The CMA: friend or foe for the UK gaming sector?


The future of Microsoft’s Activision Blizzard acquisition has seen changing fortunes from week to week, with the unexpected move of the UK’s Competition and Markets Authority (CMA) in blocking the deal followed weeks later by the European Commission’s granting its approval, albeit with remedies attached. With two such major players within the gaming sector involved in this deal, many within the industry are now asking whether the move from the CMA will have a chilling effect on investment in the UK gaming space or instead boost competition in the cloud gaming industry.   

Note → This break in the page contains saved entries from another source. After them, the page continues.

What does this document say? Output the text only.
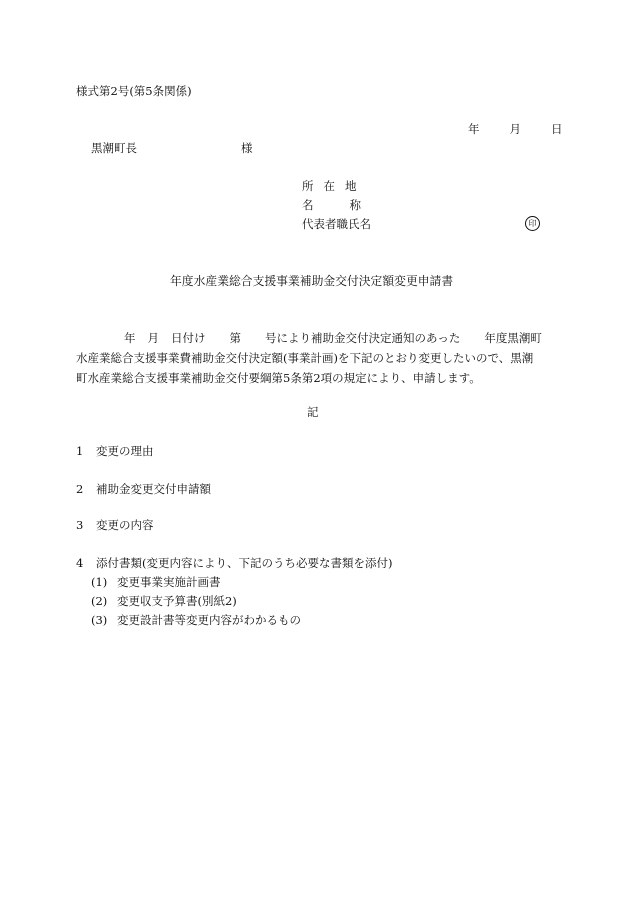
様式第2号(第5条関係)
年	月	日
黒潮町長	様
所在地
名称
代表者職氏名	印
年度水産業総合支援事業補助金交付決定額変更申請書
年 月 日付け 第 号により補助金交付決定通知のあった 年度黒潮町
水産業総合支援事業費補助金交付決定額(事業計画)を下記のとおり変更したいので、黒潮
町水産業総合支援事業補助金交付要綱第5条第2項の規定により、申請します。
記
1 変更の理由
2 補助金変更交付申請額
3 変更の内容
4 添付書類(変更内容により、下記のうち必要な書類を添付)
(1) 変更事業実施計画書
(2) 変更収支予算書(別紙2)
(3) 変更設計書等変更内容がわかるもの
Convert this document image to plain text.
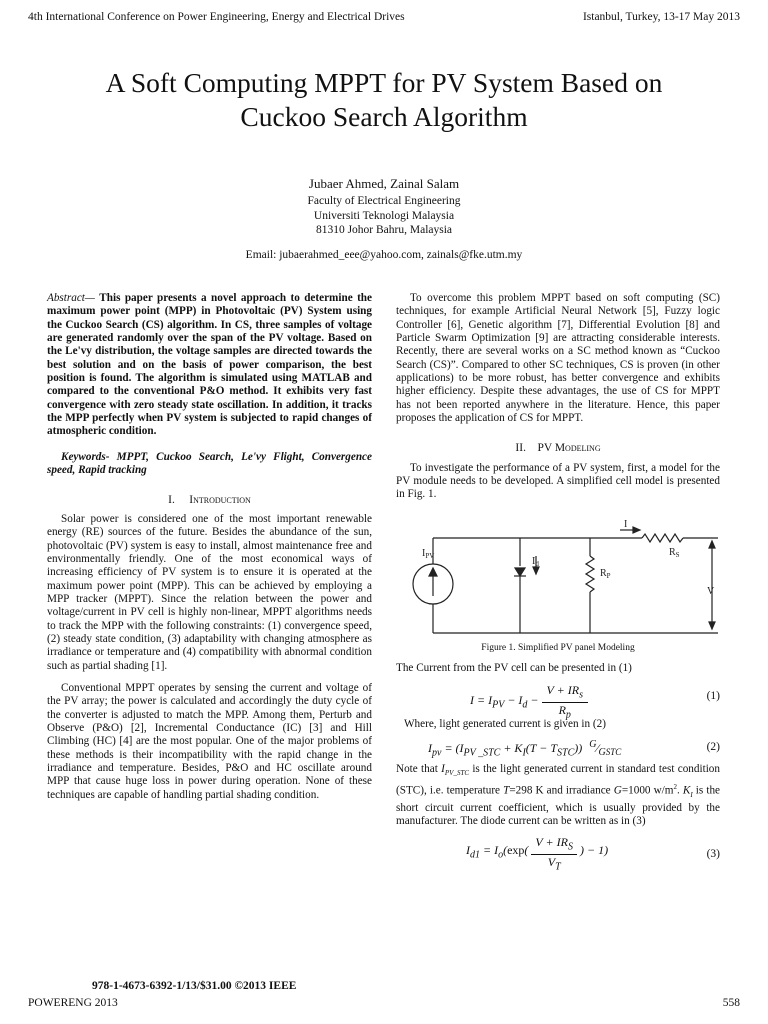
4th International Conference on Power Engineering, Energy and Electrical Drives	Istanbul, Turkey, 13-17 May 2013
A Soft Computing MPPT for PV System Based on
Cuckoo Search Algorithm
Jubaer Ahmed, Zainal Salam
Faculty of Electrical Engineering
Universiti Teknologi Malaysia
81310 Johor Bahru, Malaysia
Email: jubaerahmed_eee@yahoo.com, zainals@fke.utm.my

Abstract— This paper presents a novel approach to determine the maximum power point (MPP) in Photovoltaic (PV) System using the Cuckoo Search (CS) algorithm. In CS, three samples of voltage are generated randomly over the span of the PV voltage. Based on the Le'vy distribution, the voltage samples are directed towards the best solution and on the basis of power comparison, the best position is found. The algorithm is simulated using MATLAB and compared to the conventional P&O method. It exhibits very fast convergence with zero steady state oscillation. In addition, it tracks the MPP perfectly when PV system is subjected to rapid changes of atmospheric condition.

Keywords- MPPT, Cuckoo Search, Le'vy Flight, Convergence speed, Rapid tracking

I. Introduction

Solar power is considered one of the most important renewable energy (RE) sources of the future. Besides the abundance of the sun, photovoltaic (PV) system is easy to install, almost maintenance free and environmentally friendly. One of the most economical ways of increasing efficiency of PV system is to ensure it is operated at the maximum power point (MPP). This can be achieved by employing a MPP tracker (MPPT). Since the relation between the power and voltage/current in PV cell is highly non-linear, MPPT algorithms needs to track the MPP with the following constraints: (1) convergence speed, (2) steady state condition, (3) adaptability with changing atmosphere as irradiance or temperature and (4) compatibility with abnormal condition such as partial shading [1].

Conventional MPPT operates by sensing the current and voltage of the PV array; the power is calculated and accordingly the duty cycle of the converter is adjusted to match the MPP. Among them, Perturb and Observe (P&O) [2], Incremental Conductance (IC) [3] and Hill Climbing (HC) [4] are the most popular. One of the major problems of these methods is their incompatibility with the rapid change in the irradiance and temperature. Besides, P&O and HC oscillate around MPP that cause huge loss in power during operation. None of these techniques are capable of handling partial shading condition.

To overcome this problem MPPT based on soft computing (SC) techniques, for example Artificial Neural Network [5], Fuzzy logic Controller [6], Genetic algorithm [7], Differential Evolution [8] and Particle Swarm Optimization [9] are attracting considerable interests. Recently, there are several works on a SC method known as “Cuckoo Search (CS)”. Compared to other SC techniques, CS is proven (in other applications) to be more robust, has better convergence and exhibits higher efficiency. Despite these advantages, the use of CS for MPPT has not been reported anywhere in the literature. Hence, this paper proposes the application of CS for MPPT.

II. PV Modeling

To investigate the performance of a PV system, first, a model for the PV module needs to be developed. A simplified cell model is presented in Fig. 1.

$I_{PV}$	$I_d$
$R_P$
$R_S$
I
V
Figure 1. Simplified PV panel Modeling
The Current from the PV cell can be presented in (1)
$I = I_{PV} - I_d$ −
$V + IR_s$
$R_p$
(1)
Where, light generated current is given in (2)
$I_{pv} = (I_{PV \_STC} + K_I(T - T_{STC}))$ $^G⁄_{GSTC}$	(2)
Note that $I_{PV\_STC}$ is the light generated current in standard test condition (STC), i.e. temperature T=298 K and irradiance G=1000 $w/m^2$. $K_I$ is the short circuit current coefficient, which is usually provided by the manufacturer. The diode current can be written as in (3)
$I_{d1} = I_o(\exp$(
$V + IR_S$
$V_T$
) − 1)	(3)
978-1-4673-6392-1/13/$31.00 ©2013 IEEE
POWERENG 2013	558
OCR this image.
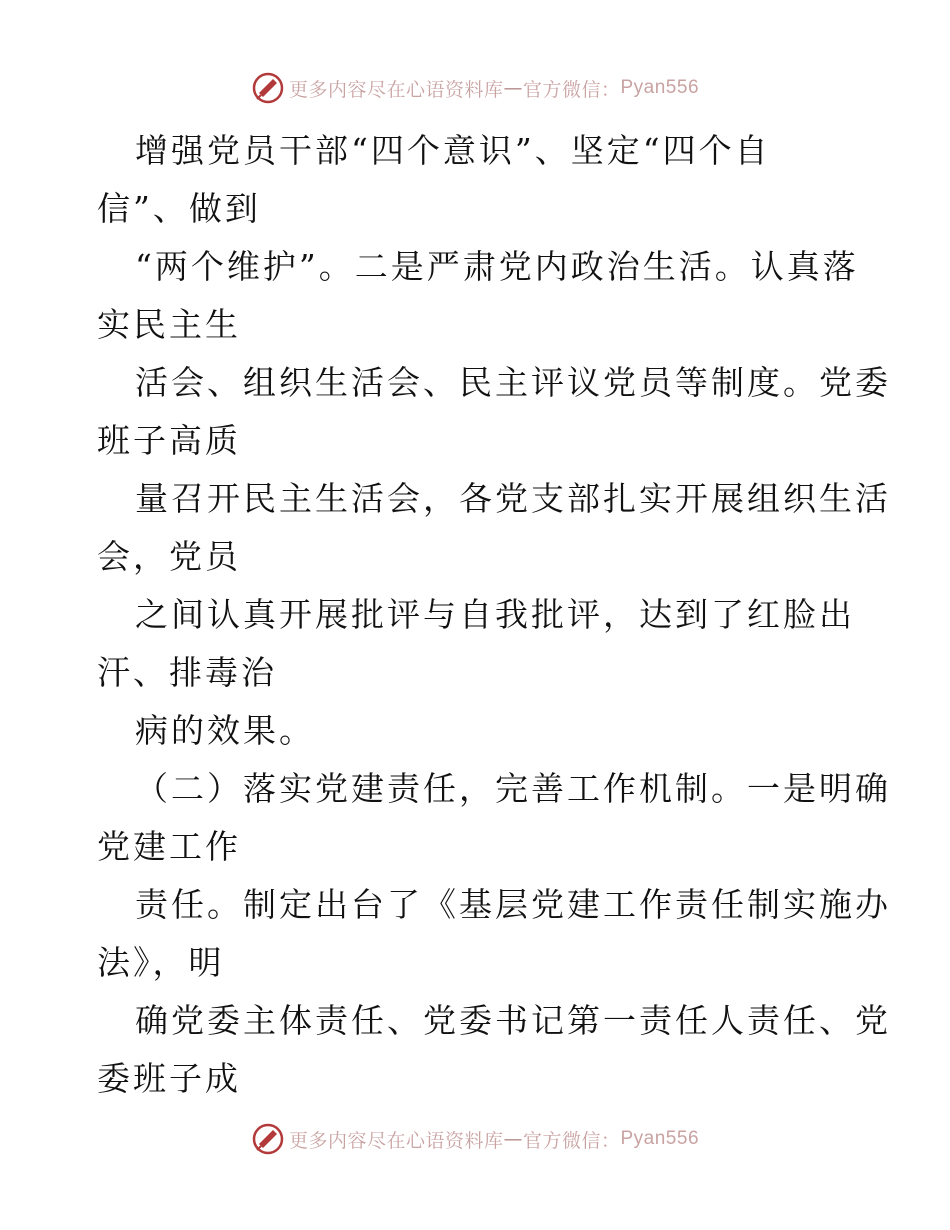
更多内容尽在心语资料库 — 官方微信： Pyan556
增强党员干部“四个意识”、坚定“四个自
信”、做到
“两个维护”。二是严肃党内政治生活。认真落
实民主生
活会、组织生活会、民主评议党员等制度。党委
班子高质
量召开民主生活会，各党支部扎实开展组织生活
会，党员
之间认真开展批评与自我批评，达到了红脸出
汗、排毒治
病的效果。
（二）落实党建责任，完善工作机制。一是明确
党建工作
责任。制定出台了《基层党建工作责任制实施办
法》，明
确党委主体责任、党委书记第一责任人责任、党
委班子成
更多内容尽在心语资料库 — 官方微信： Pyan556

The proposed acquisition of Activision Blizzard by Microsoft, valued at $69 billion, sent shockwaves through the video game industry when it was announced in January 2022. The size and reach of both companies made it inevitable that regulators in the UK, EU, US and beyond would scrutinise the deal closely.  

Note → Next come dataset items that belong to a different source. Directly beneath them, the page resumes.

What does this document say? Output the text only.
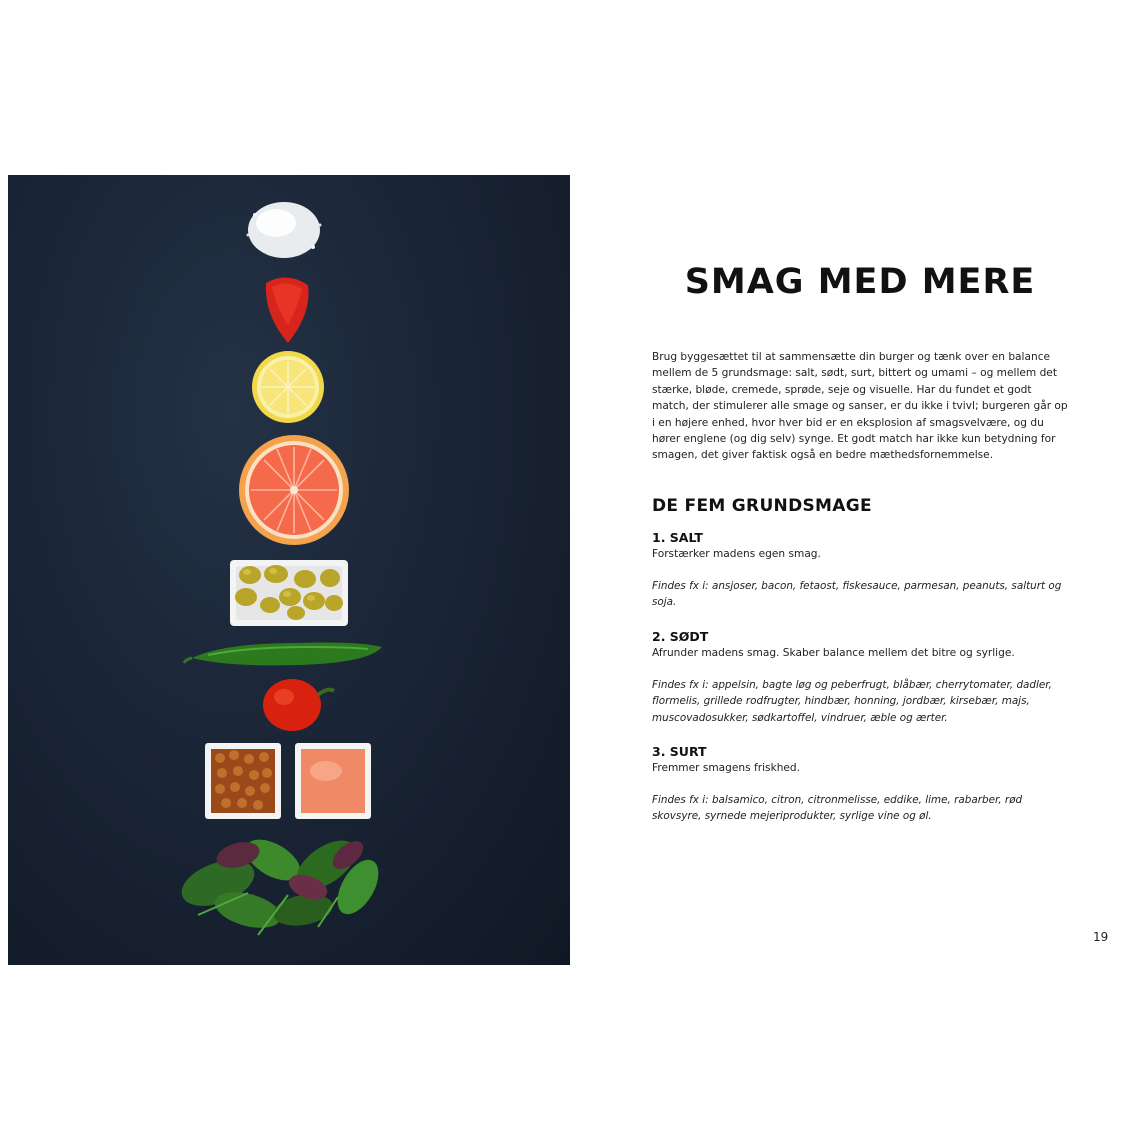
SMAG MED MERE
Brug byggesættet til at sammensætte din burger og tænk over en balance mellem de 5 grundsmage: salt, sødt, surt, bittert og umami – og mellem det stærke, bløde, cremede, sprøde, seje og visuelle. Har du fundet et godt match, der stimulerer alle smage og sanser, er du ikke i tvivl; burgeren går op i en højere enhed, hvor hver bid er en eksplosion af smagsvelvære, og du hører englene (og dig selv) synge. Et godt match har ikke kun betydning for smagen, det giver faktisk også en bedre mæthedsfornemmelse.
DE FEM GRUNDSMAGE
1. SALT
Forstærker madens egen smag.
Findes fx i: ansjoser, bacon, fetaost, fiskesauce, parmesan, peanuts, salturt og soja.
2. SØDT
Afrunder madens smag. Skaber balance mellem det bitre og syrlige.
Findes fx i: appelsin, bagte løg og peberfrugt, blåbær, cherrytomater, dadler, flormelis, grillede rodfrugter, hindbær, honning, jordbær, kirsebær, majs, muscovadosukker, sødkartoffel, vindruer, æble og ærter.
3. SURT
Fremmer smagens friskhed.
Findes fx i: balsamico, citron, citronmelisse, eddike, lime, rabarber, rød skovsyre, syrnede mejeriprodukter, syrlige vine og øl.
19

The CMA expressed early scepticism about the merger’s impact on the gaming market, and the potential for blockbuster titles such as Call of Duty to be withheld from competitor’s consoles, but there was broad expectation that the deal would be nodded through. This assumption has now been found wanting, with the CMA finding ‘significant shortcomings’ in Microsoft’s solutions, especially around cloud gaming.  

The reaction to the decision was labelled as “disproportionate, irrational and inconsistent with the evidence” by Activision. Microsoft also did not take the news lightly, stating that it was their “darkest day in our four decades in Britain" and sent the wrong message to the global tech industry about the UK.  In response to the European Commission decision, which waved the deal through due to the commitments from Microsoft related to cloud gaming, the CMA doubled down on its stance, even seeming to criticise the EU’s approach. They argued that the proposed remedies agreed by the European Commission would allow the newly combined company to “set the terms and conditions for this market for the next 10 years”.  

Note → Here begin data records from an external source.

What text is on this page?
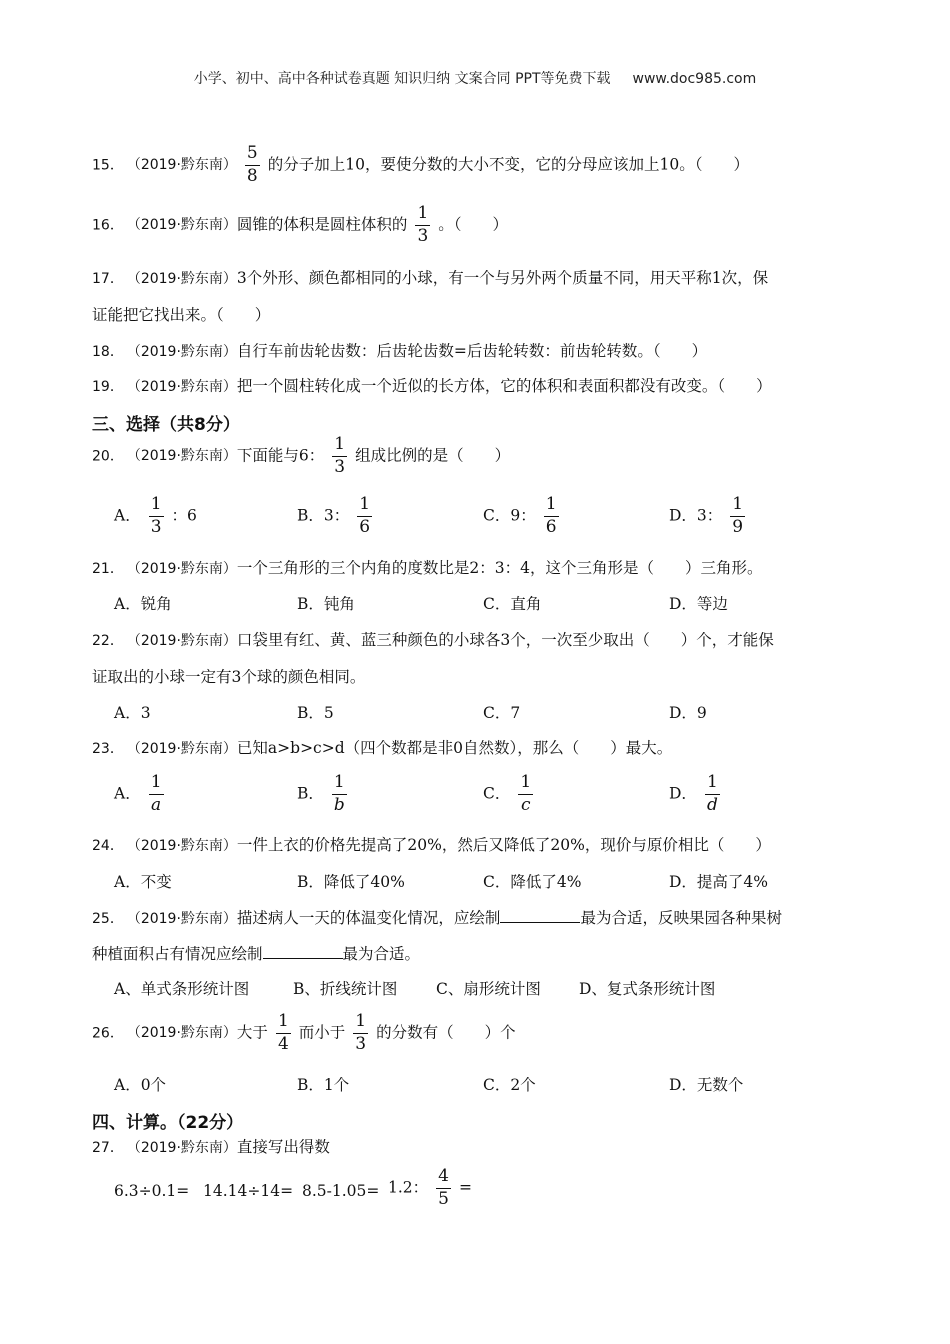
小学、初中、高中各种试卷真题 知识归纳 文案合同 PPT等免费下载 www.doc985.com
15． （2019·黔东南） $\frac{5}{8}$ 的分子加上10，要使分数的大小不变，它的分母应该加上10。（　　）
16． （2019·黔东南）圆锥的体积是圆柱体积的 $\frac{1}{3}$ 。（　　）
17． （2019·黔东南）3个外形、颜色都相同的小球，有一个与另外两个质量不同，用天平称1次，保
证能把它找出来。（　　）
18． （2019·黔东南）自行车前齿轮齿数：后齿轮齿数=后齿轮转数：前齿轮转数。（　　）
19． （2019·黔东南）把一个圆柱转化成一个近似的长方体，它的体积和表面积都没有改变。（　　）
三、选择（共8分）
20． （2019·黔东南）下面能与6： $\frac{1}{3}$ 组成比例的是（　　）
A． $\frac{1}{3}$ ：6	B．3： $\frac{1}{6}$	C．9： $\frac{1}{6}$	D．3： $\frac{1}{9}$
21． （2019·黔东南）一个三角形的三个内角的度数比是2：3：4，这个三角形是（　　）三角形。
A．锐角	B．钝角	C．直角	D．等边
22． （2019·黔东南）口袋里有红、黄、蓝三种颜色的小球各3个，一次至少取出（　　）个，才能保
证取出的小球一定有3个球的颜色相同。
A．3	B．5	C．7	D．9
23． （2019·黔东南）已知a>b>c>d（四个数都是非0自然数），那么（　　）最大。
A． $\frac{1}{a}$	B． $\frac{1}{b}$	C． $\frac{1}{c}$	D． $\frac{1}{d}$
24． （2019·黔东南）一件上衣的价格先提高了20%，然后又降低了20%，现价与原价相比（　　）
A．不变	B．降低了40%	C．降低了4%	D．提高了4%
25． （2019·黔东南）描述病人一天的体温变化情况，应绘制	最为合适，反映果园各种果树
种植面积占有情况应绘制	最为合适。
A、单式条形统计图	B、折线统计图 C、扇形统计图 D、复式条形统计图
26． （2019·黔东南）大于 $\frac{1}{4}$ 而小于 $\frac{1}{3}$ 的分数有（　　）个
A．0个	B．1个	C．2个	D．无数个
四、计算。（22分）
27． （2019·黔东南）直接写出得数
6.3÷0.1= 14.14÷14= 8.5-1.05= 1.2： $\frac{4}{5}$ =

So how will this decision specifically impact the UK gaming sector? The direct impact of the decision on the UK’s gaming sector is limited by the fact that it is likely, if the forthcoming appeal is rejected, to have a global impact – i.e., the CMA’s decision will almost inevitably stop the merger going ahead globally, not just in the UK.  

However, the CMA’s decisions on the Facebook/Giphy acquisition also point to a broader pattern of the regulator preventing larger tech platforms from acquiring smaller firms – so-called “killer acquisitions''. This implies options for smaller UK game developers looking to scale up or be acquired by larger companies will be increasingly restricted. In the past, this has proved to be a major development route for the UK gaming sector. For example, Warner Bros’ acquisition of TT Games led to its transformation to become a major player within the gaming industry. Other developers such as Codemasters have also met success in being acquired by larger parent companies, working now on major titles such as Need for Speed.  

For the UK’s gaming sector, there will therefore be questions about ‘exit options’ for start-ups and their venture capital backers in light of this decision. For the UK government, with the UK’s Digital Competition Bill also now currently in the Parliament, it may begin to wonder whether its pro-tech rhetoric is being matched by the actions of its regulator. 


The views expressed in this note can be attributed to the named author(s) only.